Transformasi digital masih akan terus digulirkan, bahkan diakselerasi, oleh berbagai organisasi di Asia Pasifik di tahun depan. Apa saja teknologi yang akan menjadi prioritas?
Sebanyak 95% responden dari sbuah survei terbaru tentang transformasi digital yang dilakukan oleh Red Hat menyatakan bahwa transformasi digital dianggap penting. Hal ini tak lepas dari sejumlah manfaat yang dirasakan perusahaan setelah melakukan transformasi digital. Apalagi saat perusahaan harus menghadapi berbagai perubahan akibat pandemi.
Dari survei berjudul Understanding APAC’s Success in Digital Transformation, July 2020 tersebut, diketahui ada tiga performance metric yang meningkat secara signifikan akibat transformasi digital: efisiensi operasional (operational efficiency), pertumbuhan/perolehan pendapatan (growth/revenue generation), dan kecepatan ke pasar (speed to market).

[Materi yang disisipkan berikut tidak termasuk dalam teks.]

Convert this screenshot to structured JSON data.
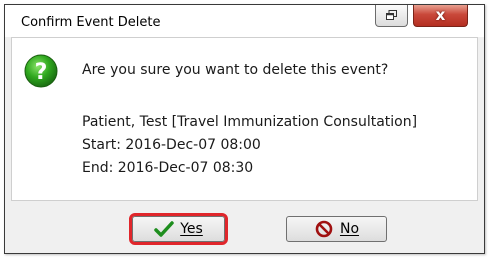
{
  "window": {
    "title": "Confirm Event Delete",
    "close_glyph": "x",
    "icons": {
      "restore": "restore-icon",
      "close": "close-icon"
    }
  },
  "message": {
    "icon": "question-icon",
    "question": "Are you sure you want to delete this event?",
    "line1": "Patient, Test [Travel Immunization Consultation]",
    "line2": "Start: 2016-Dec-07 08:00",
    "line3": "End: 2016-Dec-07 08:30"
  },
  "buttons": {
    "yes": {
      "label": "Yes",
      "icon": "checkmark-icon",
      "icon_color": "#1e8e1e"
    },
    "no": {
      "label": "No",
      "icon": "prohibited-icon",
      "icon_color": "#a01010"
    }
  },
  "highlight": {
    "target": "yes",
    "color": "#e0262b"
  }
}
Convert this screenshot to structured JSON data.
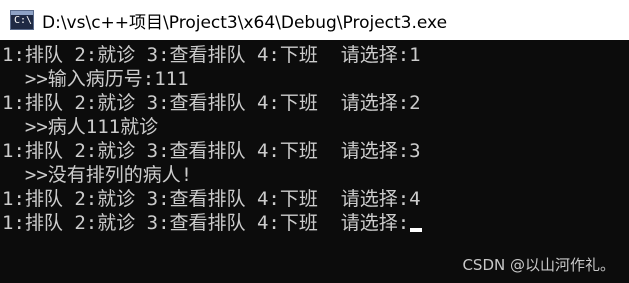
{
  "window": {
    "title": "D:\\vs\\c++项目\\Project3\\x64\\Debug\\Project3.exe",
    "icon_text": "C:\\"
  },
  "console": {
    "lines": [
      "1:排队 2:就诊 3:查看排队 4:下班  请选择:1",
      "  >>输入病历号:111",
      "1:排队 2:就诊 3:查看排队 4:下班  请选择:2",
      "  >>病人111就诊",
      "1:排队 2:就诊 3:查看排队 4:下班  请选择:3",
      "  >>没有排列的病人!",
      "1:排队 2:就诊 3:查看排队 4:下班  请选择:4",
      "1:排队 2:就诊 3:查看排队 4:下班  请选择:"
    ]
  },
  "watermark": "CSDN @以山河作礼。",
  "colors": {
    "background": "#0c0c0c",
    "text": "#cccccc",
    "titlebar": "#ffffff"
  }
}
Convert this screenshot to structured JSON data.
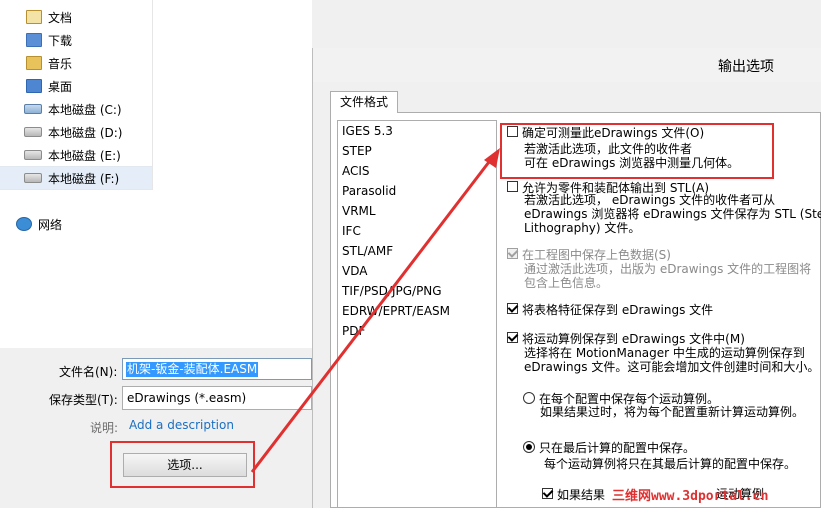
{
  "nav": {
    "items": [
      {
        "label": "文档",
        "icon": "document-folder-icon"
      },
      {
        "label": "下载",
        "icon": "download-folder-icon"
      },
      {
        "label": "音乐",
        "icon": "music-folder-icon"
      },
      {
        "label": "桌面",
        "icon": "desktop-folder-icon"
      },
      {
        "label": "本地磁盘 (C:)",
        "icon": "windows-drive-icon"
      },
      {
        "label": "本地磁盘 (D:)",
        "icon": "drive-icon"
      },
      {
        "label": "本地磁盘 (E:)",
        "icon": "drive-icon"
      },
      {
        "label": "本地磁盘 (F:)",
        "icon": "drive-icon"
      },
      {
        "label": "网络",
        "icon": "network-icon"
      }
    ]
  },
  "save": {
    "filename_label": "文件名(N):",
    "filename_value": "机架-钣金-装配体.EASM",
    "filetype_label": "保存类型(T):",
    "filetype_value": "eDrawings (*.easm)",
    "desc_label": "说明:",
    "desc_link": "Add a description",
    "options_button": "选项..."
  },
  "options_dialog": {
    "title": "输出选项",
    "tab": "文件格式",
    "formats": [
      "IGES 5.3",
      "STEP",
      "ACIS",
      "Parasolid",
      "VRML",
      "IFC",
      "STL/AMF",
      "VDA",
      "TIF/PSD/JPG/PNG",
      "EDRW/EPRT/EASM",
      "PDF"
    ],
    "options": {
      "measurable_label": "确定可测量此eDrawings 文件(O)",
      "measurable_desc1": "若激活此选项，此文件的收件者",
      "measurable_desc2": "可在 eDrawings 浏览器中测量几何体。",
      "stl_label": "允许为零件和装配体输出到 STL(A)",
      "stl_desc1": "若激活此选项， eDrawings 文件的收件者可从",
      "stl_desc2": "eDrawings 浏览器将  eDrawings 文件保存为 STL (Stereo",
      "stl_desc3": "Lithography) 文件。",
      "shade_label": "在工程图中保存上色数据(S)",
      "shade_desc1": "通过激活此选项，出版为  eDrawings 文件的工程图将",
      "shade_desc2": "包含上色信息。",
      "table_label": "将表格特征保存到 eDrawings 文件",
      "motion_label": "将运动算例保存到  eDrawings 文件中(M)",
      "motion_desc1": "选择将在 MotionManager 中生成的运动算例保存到",
      "motion_desc2": "eDrawings 文件。这可能会增加文件创建时间和大小。",
      "radio_each_label": "在每个配置中保存每个运动算例。",
      "radio_each_desc": "如果结果过时，将为每个配置重新计算运动算例。",
      "radio_last_label": "只在最后计算的配置中保存。",
      "radio_last_desc": "每个运动算例将只在其最后计算的配置中保存。",
      "partial_label": "如果结果",
      "partial_label2": "运动算例"
    }
  },
  "watermark": "三维网www.3dportal.cn",
  "colors": {
    "highlight_red": "#e03030",
    "selection_blue": "#3399ff",
    "link_blue": "#1a6fc4"
  }
}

Yang menarik adalah peningkatan ketiga metrik tersebut di APAC melampaui apa yang dialami organisasi di kawasan-kawasan lain di dunia. Menurut Country Manager, Red Hat Indonesia, Rully Moulany, hal tersebut mungkin terjadi karena populasi usia produktif di APAC yang cukup tinggi.
“Sehingga ada tendensi digital savvy dan hal ini tentu mendorong para pelaku usaha untuk menggiatkan digitalisasi,” jelas Rully dalam kesempatan Red Hat End-of Year Media Meet up beberapa waktu lalu. Alasan lain adalah technical debt di kawasan APAC relatif lebih rendah.
Dari survei yang sama diketahui bahwa akibat terjadinya pandemi, organisasi di APAC tidak hanya bertransformasi tetapi juga mengakselerasi transformasi digital. Rully menyatakan bahwa “Accelerating” ini adalah satu kategori baru dalam perjalanan transformasi digital perusahaan.
“Dua puluh persen dari responden menyatakan mereka tidak hanya transforming tapi accelerating. Bisa ditebak mengapa demikian, yaitu meskipun saat ini disebut new normal tapi sepertinya kita tidak akan pernah bisa kembali ke ‘normal’ yang dulu. Di samping itu, kita juga telah melihat banyak value (yang diraih dari transformasi digital), misalnya bisa kerja di mana saja, lebih efisien, dan sebagainya,” jelas Rully.
Kemudian Rully juga memaparkan ada empat tren teknologi yang akan marak di ASEAN, termasuk Indonesia, di tahun 2021.
Red Hat melihat di tahun depan organisasi akan menjadikan adopsi Automation/Automasi sebagai prioritas. “Otomatisasi infrastruktur menjadi sangat penting, terutama di situasi pandemi, karena banyak limitasi yang terjadi,” Rully mengemukakan alasan. Situasi pandemi tidak memungkinkan, misalnya proses konfigurasi di satu lingkungan TI, dilakukan secara manual. Oleh karena itu organisasi harus melakukannya secara otomatis (infrastructure as a code).
Tren kedua, seperti telah dikemukakan di awal tulisan ini, permintaan untuk melakukan transformasi digital masih akan terakselerasi dan terus meningkat.
Tahun depan, Red Hat juga melihat akan semakin banyak organisasi yang mengeksplorasi pemanfaatan container. Perusahaan-perusahaan besar diperkirakan akan beralih menggunakan container guna mempercepat inovasi.
“Ada satu paradigma baru computing, yaitu cloud computing. Tapi lebih spesifik lagi adalah teknologi container sebagai enabler cloud computing. Container adalah satuan komputasi yang sangat ringkas, yang kemudian menjadi portable untuk dibawa ke cloud manapun,” jelas Rully. Menurutnya, banyak bank sudah mulai menggunakan container karena bank memandang container sebagai cara efektif untuk menekan biaya, dan di saat yang sama bank dapat meningkatkan jumlah nasabah serta merilis produk dan layanan dengan cepat.